Peachy · 25/01/2012 16:57

20something is right

i've seen people fall through the system- a family in temp accom (with 2 kids and the new baby brought 'home' to a one roomed flatlet in a unit shared with addicts where kitchen and loo facillities all shared) becuase when they got home from work one day to find a Bailiff there becuase their landlord had not paid mortgage they left,, thiniking they should- but as it wasn't the actual eviction, was serving of papers or somesuch, they were intentionally homless- tehy'd never missed a rent payment or anything. dad worked nights and could not sleep with the kids in the same room all day, and ended up getting sacked; have also seen people in B&Bs lose work becuase you ahve to be out between (typically) 9 and 6, so a few shifts and you are stuffed for a bed.
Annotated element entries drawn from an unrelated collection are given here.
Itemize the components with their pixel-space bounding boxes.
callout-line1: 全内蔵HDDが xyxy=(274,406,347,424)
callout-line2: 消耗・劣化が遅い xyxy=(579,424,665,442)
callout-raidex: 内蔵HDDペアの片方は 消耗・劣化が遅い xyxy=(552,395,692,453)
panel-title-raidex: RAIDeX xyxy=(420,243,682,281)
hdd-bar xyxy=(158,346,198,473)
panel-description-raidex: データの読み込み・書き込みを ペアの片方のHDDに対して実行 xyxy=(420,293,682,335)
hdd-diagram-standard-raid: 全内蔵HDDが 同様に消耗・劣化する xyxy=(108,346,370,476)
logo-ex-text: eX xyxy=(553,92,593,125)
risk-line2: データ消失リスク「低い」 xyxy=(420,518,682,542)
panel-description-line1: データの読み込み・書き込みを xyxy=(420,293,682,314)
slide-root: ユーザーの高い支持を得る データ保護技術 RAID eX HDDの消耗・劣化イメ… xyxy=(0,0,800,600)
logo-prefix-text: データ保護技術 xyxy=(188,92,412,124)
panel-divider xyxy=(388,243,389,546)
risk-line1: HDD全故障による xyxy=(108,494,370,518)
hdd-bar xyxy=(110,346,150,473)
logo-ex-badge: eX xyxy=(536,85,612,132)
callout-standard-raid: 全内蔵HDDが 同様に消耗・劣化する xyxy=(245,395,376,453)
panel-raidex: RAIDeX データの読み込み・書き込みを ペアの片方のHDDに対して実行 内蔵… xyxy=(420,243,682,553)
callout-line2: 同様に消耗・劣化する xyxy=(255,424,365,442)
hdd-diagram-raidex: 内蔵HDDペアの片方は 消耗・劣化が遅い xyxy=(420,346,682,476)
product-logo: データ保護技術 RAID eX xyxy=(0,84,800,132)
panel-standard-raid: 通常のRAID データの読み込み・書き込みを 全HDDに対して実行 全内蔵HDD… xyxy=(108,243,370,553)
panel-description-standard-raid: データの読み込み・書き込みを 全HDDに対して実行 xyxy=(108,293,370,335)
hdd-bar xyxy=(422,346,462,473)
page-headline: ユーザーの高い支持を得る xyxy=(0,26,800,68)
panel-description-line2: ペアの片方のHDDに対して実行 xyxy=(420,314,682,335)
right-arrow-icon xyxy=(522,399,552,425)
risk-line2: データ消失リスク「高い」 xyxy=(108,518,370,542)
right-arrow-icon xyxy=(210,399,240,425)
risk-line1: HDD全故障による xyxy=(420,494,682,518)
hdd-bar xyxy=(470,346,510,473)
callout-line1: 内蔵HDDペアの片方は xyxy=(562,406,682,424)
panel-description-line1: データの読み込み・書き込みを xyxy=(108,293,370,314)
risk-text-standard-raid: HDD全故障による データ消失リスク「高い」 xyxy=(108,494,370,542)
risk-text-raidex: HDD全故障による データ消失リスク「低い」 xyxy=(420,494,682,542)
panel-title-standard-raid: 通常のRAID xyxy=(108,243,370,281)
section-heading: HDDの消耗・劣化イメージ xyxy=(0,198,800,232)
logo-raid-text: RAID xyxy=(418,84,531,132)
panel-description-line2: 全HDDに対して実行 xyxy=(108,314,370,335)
Then there was the single Mum removed from the list for refusing a property- a property next door to the parents of the bloke about to be released from prison for stabbing her and their daughter.

And my friend who did* get a house when her violent H was due to be relased from prison after a spell in for trafficking but 60 miles away so she ahd to apck in her job just to keep their daughters away from the man.

(* Friend got married to a lovely man on Christmas Ev who dotes on tehir girls, although ex is on the run after another conviction and she does live in fear)

Scary, isn't it?

dreamingofsun · 25/01/2012 17:01

we had polish tenants who left our rented house to move to a council house. They couldn't have been on the list for long as they'd only been in the country a couple of years. we were more than happy to continue renting to them as apart from the fact that we struggled to communicate they were excellent tenants. we were amazed - espec as we live in the south.

lesley33 · 25/01/2012 17:05

peachy - Most mortgage agreements ban working from home as well - with the exception of the odd bit of paperwork. This is why private landlords ban it, because their mortgage companies ban it.

Peachy · 25/01/2012 17:10

Probably so Lesley; but regardless of who owns the house, LL or bank, silly barriers to economic productivity- aka working from home or for oneself- are surely going to need to go the way of the dinosaurs?

It's amazing how many times I have been told on here 'carer's Allowance is wrong, just work from home' oh if only! I'd LOVE to do some SN childcare once ds4 starts school this year. Not possible.

Peachy · 25/01/2012 17:11

dreaming- points that giovern rapidity of move are allocated for lots of quite complex reasons so they would have been in receipt of extra points for some reason, even if unbeknown to you. Waiting lists also vary massively around the country.

20SomethingmumUK · 25/01/2012 18:07

Dreaming- that happens all the time here. We knew of a family on our street of Portuguese origin. Had been here 1 year, no children, all fully able to work. All got a very nice flat very quickly. Whereas on the flipside, a young family I also know has been on the same list for 2 years with little interest at all. I think some councils are given financial incentives to house immigrants and sadly, drug addicts too. Everyone else is left to fend for themselves.

I've moved from one private rented property to another, each one slowly worse than the last. I've been on the list for 4 years and not had even one offer. In fact, my local council removed us from the list for quite some time as I took my ex-Landlady to court as I had an accident in her property due to how badly constructed the stair case was. Despite the Environmental Health team from the same council backing me up, the Housing department didn't want to know. I was apparently a Bad tenant until I won my case. To me, it wasn't about the very small amount of compensation I got, it was having proof that I hadn't been a bad tenant! Every house we have had has been steadily more expensive, and everyone has got steadily worse. Landlords don't have any legislation and can do what they like. We just scrape our rent at the moment, but our current Landlord now wants us to move out as he wants to convert our house into bedsits which he can charge £400 PCM for, you could easily get 6 in with shared Kitchen and bathrooms. That leaves us in a position where we will have to move in with family as we simply cannot afford rents in our area privately.